Nous sommes en mesure de vous révéler un projet d’interdiction du plomb concernant l’ensemble des migrateurs terrestres (en plus du gibier d’eau).

« Comme jamais auparavant, dans les 35 ans d’histoire de la Convention de Bonn, les animaux migrateurs illustrent un grand nombre de questions urgentes de notre temps ».

C’est de Quito (capitale de l’Equateur) que le (mauvais) coup est parti lors de la 11ième réunion de cette convention internationale regroupant 120 pays signataires dont la France.

Ratifiée en 1979, entrée en vigueur en 1983, administrée par le Programme des Nations Unies pour l’Environnement (PNUE), la Convention de Bonn a pour objet la conservation des espèces migratrices. Objectif louable … trop souvent détourné par des visées partisanes. La France a adhéré à cette convention en 1990.

Du 4 au 9 novembre 2014, il aura fallu six jours de remue-méninges grassement subventionnés et de repas bien arrosés à l’Aguardiente et au Spirito del Ecuador pour que des esprits brillants sinon illuminés trouvent enfin la mesure phare qui sauvera  à coup sûr la planète et l’humanité :

“L’un des éléments clés consiste à éliminer progressivement l’utilisation de munitions au plomb dans tous les milieux au cours des trois prochaines années”.
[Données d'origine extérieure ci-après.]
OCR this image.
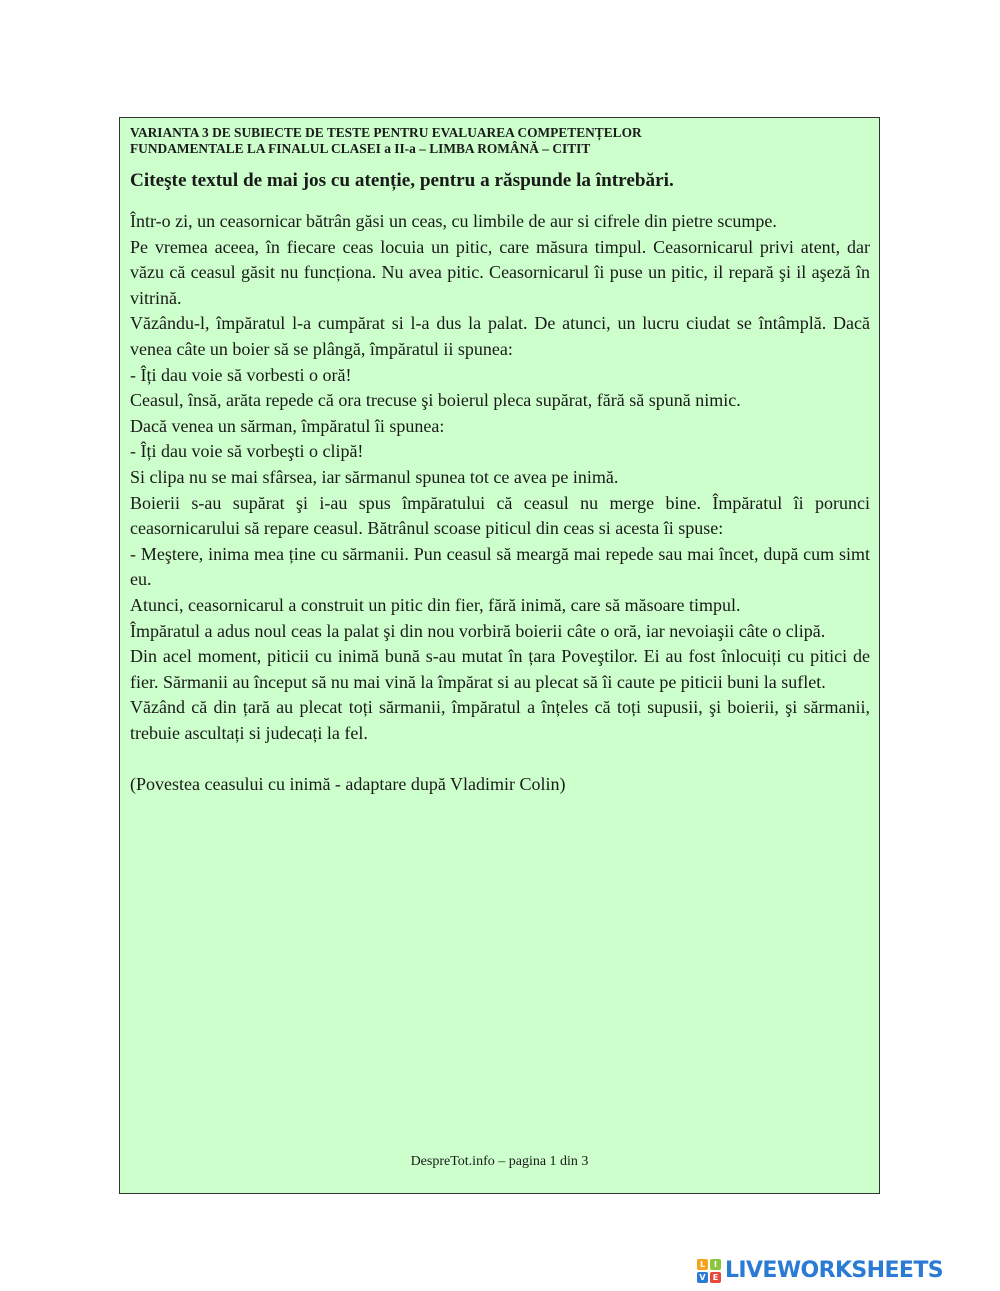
VARIANTA 3 DE SUBIECTE DE TESTE PENTRU EVALUAREA COMPETENȚELOR

FUNDAMENTALE LA FINALUL CLASEI a II-a – LIMBA ROMÂNĂ – CITIT

Citeşte textul de mai jos cu atenție, pentru a răspunde la întrebări.

Într-o zi, un ceasornicar bătrân găsi un ceas, cu limbile de aur si cifrele din pietre scumpe.

Pe vremea aceea, în fiecare ceas locuia un pitic, care măsura timpul. Ceasornicarul privi atent, dar văzu că ceasul găsit nu funcționa. Nu avea pitic. Ceasornicarul îi puse un pitic, il repară şi il aşeză în vitrină.

Văzându-l, împăratul l-a cumpărat si l-a dus la palat. De atunci, un lucru ciudat se întâmplă. Dacă venea câte un boier să se plângă, împăratul ii spunea:

- Îți dau voie să vorbesti o oră!

Ceasul, însă, arăta repede că ora trecuse şi boierul pleca supărat, fără să spună nimic.

Dacă venea un sărman, împăratul îi spunea:

- Îți dau voie să vorbeşti o clipă!

Si clipa nu se mai sfârsea, iar sărmanul spunea tot ce avea pe inimă.

Boierii s-au supărat şi i-au spus împăratului că ceasul nu merge bine. Împăratul îi porunci ceasornicarului să repare ceasul. Bătrânul scoase piticul din ceas si acesta îi spuse:

- Meştere, inima mea ține cu sărmanii. Pun ceasul să meargă mai repede sau mai încet, după cum simt eu.

Atunci, ceasornicarul a construit un pitic din fier, fără inimă, care să măsoare timpul.

Împăratul a adus noul ceas la palat şi din nou vorbiră boierii câte o oră, iar nevoiaşii câte o clipă.

Din acel moment, piticii cu inimă bună s-au mutat în țara Poveştilor. Ei au fost înlocuiți cu pitici de fier. Sărmanii au început să nu mai vină la împărat si au plecat să îi caute pe piticii buni la suflet.

Văzând că din țară au plecat toți sărmanii, împăratul a înțeles că toți supusii, şi boierii, şi sărmanii, trebuie ascultați si judecați la fel.

(Povestea ceasului cu inimă - adaptare după Vladimir Colin)

DespreTot.info – pagina 1 din 3
L	I
V E LIVEWORKSHEETS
Vous avez bien lu « au cours des trois prochaines années » et « dans tous les milieux ».

Autrement dit, c’est pour demain, partout !

Oui ! Partout et pas seulement, comme c’était le cas jusqu’à présent chez nous, dans les seules « zones humides » … Ce qui veut dire que l’interdiction du plomb vise à terme tous les modes de chasse (et plus uniquement le gibier d’eau). Pour les trois ans à venir, la convention de Bonn propose de s’en tenir (c’est son domaine de compétences) aux seuls migrateurs … Pour commencer ! Le temps qu’une autre convention prenne bientôt le relai. Sont d’ores et déjà visées, en plus des canards, bécassines, chevaliers et autres gibiers d’eau, les palombes, grives, alouettes, bécasses : à chasser uniquement avec de l’acier et non plus du plomb d’ici trois ans. En fait, c’est bien l’interdiction généralisée du plomb qu’ils nous préparent.

« Durant le mandat de la Convention, une coopération régionale sera entreprise afin de mieux protéger les animaux migrateurs à travers les frontières politiques ».

 « Une coopération régionale ». Traduction : une pression accrue qui va s’exercer d’en haut sur chaque Etat pour mise en conformité de sa législation nationale avec l’objectif affiché d’une chasse sans plomb.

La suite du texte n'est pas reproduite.